Paolo Cugini
“In
quel tempo, Gesù, vide un uomo, chiamato Matteo, seduto al banco delle imposte,
e gli disse: «Seguimi». Ed egli si alzò e lo seguì”
(Mt 9,9). Bellezza e fascino della scelta personale. Difficoltà di vivere tutta
la vita in corrispondenza ad una chiamata percepita che, con il tempo, si
offusca, viene messa in discussione, perde di forza. Il problema, allora,
diviene quello di rimotivare, di dare nuovi significati, di creare spazio per
ascoltare il nuovo cammino che la chiamata esige. L’insoddisfazione
esistenziale di colui che da anni cammina nella vocazione percepita, va
ascoltata, perché è in quello spazio negativo che la voce del Mistero si
manifesta. Insoddisfazione come luogo esistenziale personale e rivelativo,
perché l’insoddisfazione nasce dalla propria esperienza, dal proprio vissuto,
dal proprio modo di vivere la chiamata. Perché è molto bello e facile
all’inizio il discorso della chiamata, della vocazione, perché s’inserisce
nella stagione della vita fatta di entusiasmi, di ricerca di senso, di una
direzione.
Questo “sentire” che si manifesta in alcune
esperienze significative, che diventano tali per l’intensità della ricerca, con
il tempo sfumano, si attenuano, si perdono. Anche perché, ed è bene ricordarlo,
tutto il significato spirituale e mistico della chiamata e della risposta
personale, viene posto e vissuto in un duplice contesto esistenziale. Il primo
è quello ecclesiale, cioè della comunità, in cui vi sono persone, non abituate
a dedicare troppo tempo all’anima e quindi esigono dal così detto chiamato una
fedele e mera fedeltà ai riti. Chi ha imparato ad identificare la religione con
la celebrazione dei riti, esige dal ministro esclusivamente questo. Dei
contenuti e della verità della proposta contenuta negli stessi riti, la persona
religiosa comune più di tanto non se ne importa.

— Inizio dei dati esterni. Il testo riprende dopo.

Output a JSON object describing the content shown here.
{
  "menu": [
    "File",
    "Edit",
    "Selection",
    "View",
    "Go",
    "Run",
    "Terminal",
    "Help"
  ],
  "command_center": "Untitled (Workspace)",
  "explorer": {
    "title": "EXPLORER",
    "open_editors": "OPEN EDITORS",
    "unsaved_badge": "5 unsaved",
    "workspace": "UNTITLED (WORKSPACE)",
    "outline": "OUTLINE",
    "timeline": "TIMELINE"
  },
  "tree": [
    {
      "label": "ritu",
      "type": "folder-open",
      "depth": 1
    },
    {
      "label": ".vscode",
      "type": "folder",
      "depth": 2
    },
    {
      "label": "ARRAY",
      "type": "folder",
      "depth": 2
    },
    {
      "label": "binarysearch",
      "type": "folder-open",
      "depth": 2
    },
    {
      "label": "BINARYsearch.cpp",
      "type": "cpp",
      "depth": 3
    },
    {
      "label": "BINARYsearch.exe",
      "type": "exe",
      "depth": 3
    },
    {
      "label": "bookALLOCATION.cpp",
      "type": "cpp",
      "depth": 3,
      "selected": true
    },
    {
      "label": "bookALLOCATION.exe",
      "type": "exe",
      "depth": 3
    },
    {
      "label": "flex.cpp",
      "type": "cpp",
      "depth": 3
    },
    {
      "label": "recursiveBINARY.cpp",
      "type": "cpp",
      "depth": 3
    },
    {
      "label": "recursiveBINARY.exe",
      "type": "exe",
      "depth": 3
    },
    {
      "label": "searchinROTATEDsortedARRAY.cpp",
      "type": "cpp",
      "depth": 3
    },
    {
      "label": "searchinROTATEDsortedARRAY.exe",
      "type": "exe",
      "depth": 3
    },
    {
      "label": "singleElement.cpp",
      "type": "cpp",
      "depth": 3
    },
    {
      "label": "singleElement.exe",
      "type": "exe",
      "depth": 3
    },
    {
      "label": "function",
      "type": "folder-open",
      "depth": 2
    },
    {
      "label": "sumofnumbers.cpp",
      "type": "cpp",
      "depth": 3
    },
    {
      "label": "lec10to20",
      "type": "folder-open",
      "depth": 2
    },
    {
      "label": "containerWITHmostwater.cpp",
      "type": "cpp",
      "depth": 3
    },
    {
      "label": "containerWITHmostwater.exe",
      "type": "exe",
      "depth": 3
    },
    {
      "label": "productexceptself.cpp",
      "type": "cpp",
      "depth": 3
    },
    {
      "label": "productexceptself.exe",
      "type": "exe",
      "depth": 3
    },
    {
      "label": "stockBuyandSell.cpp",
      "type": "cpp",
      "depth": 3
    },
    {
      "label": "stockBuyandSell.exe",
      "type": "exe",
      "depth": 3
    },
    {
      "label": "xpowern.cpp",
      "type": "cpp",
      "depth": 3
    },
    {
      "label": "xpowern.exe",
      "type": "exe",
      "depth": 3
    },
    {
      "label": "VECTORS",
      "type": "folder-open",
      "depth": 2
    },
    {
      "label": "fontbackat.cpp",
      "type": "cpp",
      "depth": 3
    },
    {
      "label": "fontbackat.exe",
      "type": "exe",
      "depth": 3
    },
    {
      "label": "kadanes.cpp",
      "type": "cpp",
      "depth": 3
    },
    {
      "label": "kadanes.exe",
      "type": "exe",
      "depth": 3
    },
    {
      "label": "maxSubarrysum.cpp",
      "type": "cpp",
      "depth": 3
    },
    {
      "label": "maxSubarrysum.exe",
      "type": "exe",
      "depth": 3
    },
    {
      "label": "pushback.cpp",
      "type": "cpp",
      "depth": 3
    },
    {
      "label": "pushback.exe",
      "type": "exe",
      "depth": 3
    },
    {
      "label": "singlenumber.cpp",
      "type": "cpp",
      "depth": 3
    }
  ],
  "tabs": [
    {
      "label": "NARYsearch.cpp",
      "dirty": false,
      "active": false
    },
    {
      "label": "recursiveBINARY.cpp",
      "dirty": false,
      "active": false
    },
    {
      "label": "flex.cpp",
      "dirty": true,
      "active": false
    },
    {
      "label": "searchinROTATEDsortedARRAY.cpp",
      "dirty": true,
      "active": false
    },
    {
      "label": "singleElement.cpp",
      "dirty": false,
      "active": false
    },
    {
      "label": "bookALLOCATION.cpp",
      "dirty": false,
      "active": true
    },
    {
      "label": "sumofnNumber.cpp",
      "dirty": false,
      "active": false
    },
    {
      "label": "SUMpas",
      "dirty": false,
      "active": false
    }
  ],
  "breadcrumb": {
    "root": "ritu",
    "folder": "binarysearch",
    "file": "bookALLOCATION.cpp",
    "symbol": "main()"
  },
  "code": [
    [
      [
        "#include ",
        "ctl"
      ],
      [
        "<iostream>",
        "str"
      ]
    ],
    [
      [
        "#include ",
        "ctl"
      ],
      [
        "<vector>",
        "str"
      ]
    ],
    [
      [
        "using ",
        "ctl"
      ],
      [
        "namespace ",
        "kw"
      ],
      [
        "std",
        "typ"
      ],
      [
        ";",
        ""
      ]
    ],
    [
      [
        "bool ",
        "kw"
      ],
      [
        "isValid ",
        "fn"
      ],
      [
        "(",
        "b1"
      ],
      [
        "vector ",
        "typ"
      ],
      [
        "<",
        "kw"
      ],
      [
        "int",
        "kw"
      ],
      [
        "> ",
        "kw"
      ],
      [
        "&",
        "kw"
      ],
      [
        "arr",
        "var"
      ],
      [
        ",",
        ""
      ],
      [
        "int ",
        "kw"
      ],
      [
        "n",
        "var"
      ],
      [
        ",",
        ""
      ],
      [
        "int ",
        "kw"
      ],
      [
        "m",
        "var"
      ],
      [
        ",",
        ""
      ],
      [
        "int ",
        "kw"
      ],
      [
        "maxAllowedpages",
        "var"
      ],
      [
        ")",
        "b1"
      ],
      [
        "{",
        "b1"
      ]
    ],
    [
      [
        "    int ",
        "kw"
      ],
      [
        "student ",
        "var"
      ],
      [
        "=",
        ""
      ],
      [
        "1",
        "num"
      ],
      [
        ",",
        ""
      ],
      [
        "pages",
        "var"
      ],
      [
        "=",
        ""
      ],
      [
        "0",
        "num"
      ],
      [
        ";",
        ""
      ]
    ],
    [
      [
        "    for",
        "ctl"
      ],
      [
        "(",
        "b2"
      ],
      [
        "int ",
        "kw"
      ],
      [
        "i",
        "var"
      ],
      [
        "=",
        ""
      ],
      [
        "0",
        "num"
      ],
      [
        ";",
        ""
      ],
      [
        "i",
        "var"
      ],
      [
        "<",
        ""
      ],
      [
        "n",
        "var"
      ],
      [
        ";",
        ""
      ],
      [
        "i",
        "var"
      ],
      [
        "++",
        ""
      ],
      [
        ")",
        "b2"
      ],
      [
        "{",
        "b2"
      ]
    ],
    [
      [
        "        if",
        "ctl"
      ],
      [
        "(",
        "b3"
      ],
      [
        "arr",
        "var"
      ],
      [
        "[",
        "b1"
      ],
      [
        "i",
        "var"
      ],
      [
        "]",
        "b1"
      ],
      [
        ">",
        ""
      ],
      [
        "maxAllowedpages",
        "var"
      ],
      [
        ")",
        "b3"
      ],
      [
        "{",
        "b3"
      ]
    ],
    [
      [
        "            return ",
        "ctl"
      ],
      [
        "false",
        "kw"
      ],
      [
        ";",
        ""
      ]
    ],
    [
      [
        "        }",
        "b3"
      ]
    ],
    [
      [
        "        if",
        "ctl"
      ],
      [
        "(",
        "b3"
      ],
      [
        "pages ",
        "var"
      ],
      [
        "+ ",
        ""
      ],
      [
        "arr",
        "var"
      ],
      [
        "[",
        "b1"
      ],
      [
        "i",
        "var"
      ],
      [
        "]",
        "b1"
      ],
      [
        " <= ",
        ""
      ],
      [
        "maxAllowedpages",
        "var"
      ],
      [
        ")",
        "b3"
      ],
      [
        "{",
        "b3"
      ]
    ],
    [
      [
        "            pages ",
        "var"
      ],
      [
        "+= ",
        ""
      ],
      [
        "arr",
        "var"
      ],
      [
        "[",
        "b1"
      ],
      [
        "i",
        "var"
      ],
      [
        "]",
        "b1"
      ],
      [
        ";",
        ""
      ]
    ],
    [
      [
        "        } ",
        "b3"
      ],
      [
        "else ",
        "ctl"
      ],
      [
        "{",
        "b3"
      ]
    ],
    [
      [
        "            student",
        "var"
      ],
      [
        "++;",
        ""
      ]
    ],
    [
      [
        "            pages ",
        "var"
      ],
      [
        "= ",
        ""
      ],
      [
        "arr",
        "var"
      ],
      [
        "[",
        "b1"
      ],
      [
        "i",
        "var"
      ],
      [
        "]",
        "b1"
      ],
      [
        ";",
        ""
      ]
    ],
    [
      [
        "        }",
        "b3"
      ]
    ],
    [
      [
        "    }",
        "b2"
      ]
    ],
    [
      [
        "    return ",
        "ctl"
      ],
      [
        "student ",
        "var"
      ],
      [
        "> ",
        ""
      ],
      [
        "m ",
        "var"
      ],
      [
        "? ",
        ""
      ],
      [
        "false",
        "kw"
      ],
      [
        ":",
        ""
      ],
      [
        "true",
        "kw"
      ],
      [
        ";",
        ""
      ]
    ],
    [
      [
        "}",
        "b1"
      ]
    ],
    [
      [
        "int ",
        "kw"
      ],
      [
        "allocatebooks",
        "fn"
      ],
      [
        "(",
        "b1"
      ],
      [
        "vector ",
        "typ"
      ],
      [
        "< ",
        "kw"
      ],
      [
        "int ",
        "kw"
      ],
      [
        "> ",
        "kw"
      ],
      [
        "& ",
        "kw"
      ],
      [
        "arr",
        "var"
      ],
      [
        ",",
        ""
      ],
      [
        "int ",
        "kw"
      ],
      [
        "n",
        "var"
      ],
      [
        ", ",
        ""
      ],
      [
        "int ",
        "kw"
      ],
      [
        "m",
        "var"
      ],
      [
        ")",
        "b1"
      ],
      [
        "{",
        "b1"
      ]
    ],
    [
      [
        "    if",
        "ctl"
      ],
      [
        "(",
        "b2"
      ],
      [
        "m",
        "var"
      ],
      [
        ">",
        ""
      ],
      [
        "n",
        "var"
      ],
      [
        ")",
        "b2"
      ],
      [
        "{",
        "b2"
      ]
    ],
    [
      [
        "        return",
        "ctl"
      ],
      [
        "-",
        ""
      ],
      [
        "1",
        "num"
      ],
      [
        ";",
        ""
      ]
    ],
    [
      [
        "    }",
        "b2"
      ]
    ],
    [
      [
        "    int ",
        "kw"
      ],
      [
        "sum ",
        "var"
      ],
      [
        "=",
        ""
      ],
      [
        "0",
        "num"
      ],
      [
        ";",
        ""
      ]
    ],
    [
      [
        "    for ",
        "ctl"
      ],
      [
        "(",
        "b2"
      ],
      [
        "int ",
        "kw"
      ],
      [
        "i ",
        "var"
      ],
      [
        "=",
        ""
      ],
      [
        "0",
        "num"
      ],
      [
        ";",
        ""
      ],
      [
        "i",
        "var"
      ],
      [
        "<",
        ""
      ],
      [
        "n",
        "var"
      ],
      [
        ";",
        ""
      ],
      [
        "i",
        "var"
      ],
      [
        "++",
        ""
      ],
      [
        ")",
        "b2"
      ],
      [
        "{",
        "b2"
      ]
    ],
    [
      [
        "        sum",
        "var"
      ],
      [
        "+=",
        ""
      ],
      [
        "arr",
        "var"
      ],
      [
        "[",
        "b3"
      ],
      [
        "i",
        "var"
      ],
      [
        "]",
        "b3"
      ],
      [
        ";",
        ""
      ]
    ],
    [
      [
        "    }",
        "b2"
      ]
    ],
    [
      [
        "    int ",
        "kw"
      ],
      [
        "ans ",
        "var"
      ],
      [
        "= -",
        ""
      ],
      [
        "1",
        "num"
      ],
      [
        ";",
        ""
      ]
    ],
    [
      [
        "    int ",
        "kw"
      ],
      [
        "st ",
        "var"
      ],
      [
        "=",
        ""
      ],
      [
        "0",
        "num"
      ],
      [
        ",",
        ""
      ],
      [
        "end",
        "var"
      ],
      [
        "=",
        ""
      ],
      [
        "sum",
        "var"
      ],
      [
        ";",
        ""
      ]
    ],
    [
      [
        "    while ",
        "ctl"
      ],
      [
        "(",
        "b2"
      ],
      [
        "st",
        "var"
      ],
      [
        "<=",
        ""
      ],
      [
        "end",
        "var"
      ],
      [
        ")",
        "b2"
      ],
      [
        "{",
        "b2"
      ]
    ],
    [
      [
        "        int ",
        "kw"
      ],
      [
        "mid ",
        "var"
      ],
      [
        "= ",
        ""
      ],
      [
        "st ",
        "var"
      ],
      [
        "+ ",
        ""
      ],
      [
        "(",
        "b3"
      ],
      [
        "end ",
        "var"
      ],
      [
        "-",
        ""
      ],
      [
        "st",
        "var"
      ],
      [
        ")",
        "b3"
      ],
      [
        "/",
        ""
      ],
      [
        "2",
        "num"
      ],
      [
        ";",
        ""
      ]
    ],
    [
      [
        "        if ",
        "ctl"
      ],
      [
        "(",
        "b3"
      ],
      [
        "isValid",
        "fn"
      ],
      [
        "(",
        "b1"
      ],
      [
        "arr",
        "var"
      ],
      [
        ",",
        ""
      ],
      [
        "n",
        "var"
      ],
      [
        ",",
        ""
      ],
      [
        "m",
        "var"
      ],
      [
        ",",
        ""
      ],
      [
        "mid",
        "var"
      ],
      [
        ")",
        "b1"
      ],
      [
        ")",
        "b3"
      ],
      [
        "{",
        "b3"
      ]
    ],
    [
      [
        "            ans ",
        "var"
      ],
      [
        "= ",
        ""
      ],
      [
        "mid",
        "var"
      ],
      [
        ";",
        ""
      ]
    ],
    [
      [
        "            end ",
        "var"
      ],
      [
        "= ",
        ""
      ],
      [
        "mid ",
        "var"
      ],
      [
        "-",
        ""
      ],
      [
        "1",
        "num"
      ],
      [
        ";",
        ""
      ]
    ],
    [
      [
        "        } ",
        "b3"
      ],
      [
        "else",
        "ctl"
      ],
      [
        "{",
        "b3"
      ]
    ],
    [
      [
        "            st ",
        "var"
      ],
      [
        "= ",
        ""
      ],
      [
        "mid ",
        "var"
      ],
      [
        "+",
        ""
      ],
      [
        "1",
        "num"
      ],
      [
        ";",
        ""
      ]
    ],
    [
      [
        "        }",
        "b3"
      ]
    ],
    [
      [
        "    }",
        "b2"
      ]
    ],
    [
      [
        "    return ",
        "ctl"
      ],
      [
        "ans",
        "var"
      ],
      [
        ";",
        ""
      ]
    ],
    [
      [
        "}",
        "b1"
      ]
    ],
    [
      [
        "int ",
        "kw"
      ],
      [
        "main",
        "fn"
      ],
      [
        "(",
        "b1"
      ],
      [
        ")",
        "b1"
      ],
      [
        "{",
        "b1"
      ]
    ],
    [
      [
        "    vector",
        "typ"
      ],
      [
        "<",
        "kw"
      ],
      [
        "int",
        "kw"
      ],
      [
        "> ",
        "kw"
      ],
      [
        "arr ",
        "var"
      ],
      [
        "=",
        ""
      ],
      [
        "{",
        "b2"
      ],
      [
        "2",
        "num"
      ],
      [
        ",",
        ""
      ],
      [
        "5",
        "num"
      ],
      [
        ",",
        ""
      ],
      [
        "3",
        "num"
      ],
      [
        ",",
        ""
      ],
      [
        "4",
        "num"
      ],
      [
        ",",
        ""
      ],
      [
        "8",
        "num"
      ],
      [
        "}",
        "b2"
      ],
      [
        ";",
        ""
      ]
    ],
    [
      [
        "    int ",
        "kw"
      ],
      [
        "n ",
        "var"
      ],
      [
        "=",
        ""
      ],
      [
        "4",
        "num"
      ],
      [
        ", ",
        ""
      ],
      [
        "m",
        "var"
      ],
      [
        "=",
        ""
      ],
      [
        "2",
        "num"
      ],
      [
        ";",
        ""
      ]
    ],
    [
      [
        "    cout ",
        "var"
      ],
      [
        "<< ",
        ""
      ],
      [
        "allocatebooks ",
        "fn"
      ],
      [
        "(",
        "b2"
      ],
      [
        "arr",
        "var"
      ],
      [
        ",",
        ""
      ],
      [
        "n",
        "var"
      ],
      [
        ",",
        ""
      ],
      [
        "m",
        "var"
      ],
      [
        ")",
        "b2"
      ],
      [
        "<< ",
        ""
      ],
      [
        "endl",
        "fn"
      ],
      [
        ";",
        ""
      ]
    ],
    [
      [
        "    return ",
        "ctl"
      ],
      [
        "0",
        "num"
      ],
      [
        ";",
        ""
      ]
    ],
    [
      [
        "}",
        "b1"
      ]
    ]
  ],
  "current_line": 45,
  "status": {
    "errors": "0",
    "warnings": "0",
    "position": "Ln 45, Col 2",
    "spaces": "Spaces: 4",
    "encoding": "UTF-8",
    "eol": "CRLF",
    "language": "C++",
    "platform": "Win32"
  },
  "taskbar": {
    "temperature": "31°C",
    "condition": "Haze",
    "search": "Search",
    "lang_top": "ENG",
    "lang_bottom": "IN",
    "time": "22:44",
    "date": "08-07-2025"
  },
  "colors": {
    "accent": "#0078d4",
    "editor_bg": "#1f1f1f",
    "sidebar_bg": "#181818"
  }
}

E poi c’è il contesto esistenziale in cui ogni
persona vive e, quindi, anche il così detto chiamato. Contesto che rema dalla
parte opposta e, con il tempo, esercita una pressione molto forte che
sgretolano le sicurezze spirituali della giovinezza e, soprattutto, permette di
aprire gli occhi sulla verità della situazione ecclesiale in cui è chiamato a
vivere. La domanda, allora, che emerge al punto da divenire ad un certo punto
come un grido disperato è questa: per cosa? Ho buttato la vita, la possibilità
di amare, di avere una famiglia per celebrare dei riti, per mettere la
coscienza a posto di persone religiose che della fede, della proposta del
Vangelo non interessa più di tanto? Ha senso una cosa così? Ritrovare le
motivazioni e gli argomenti per riformulare la proposta non è impresa facile.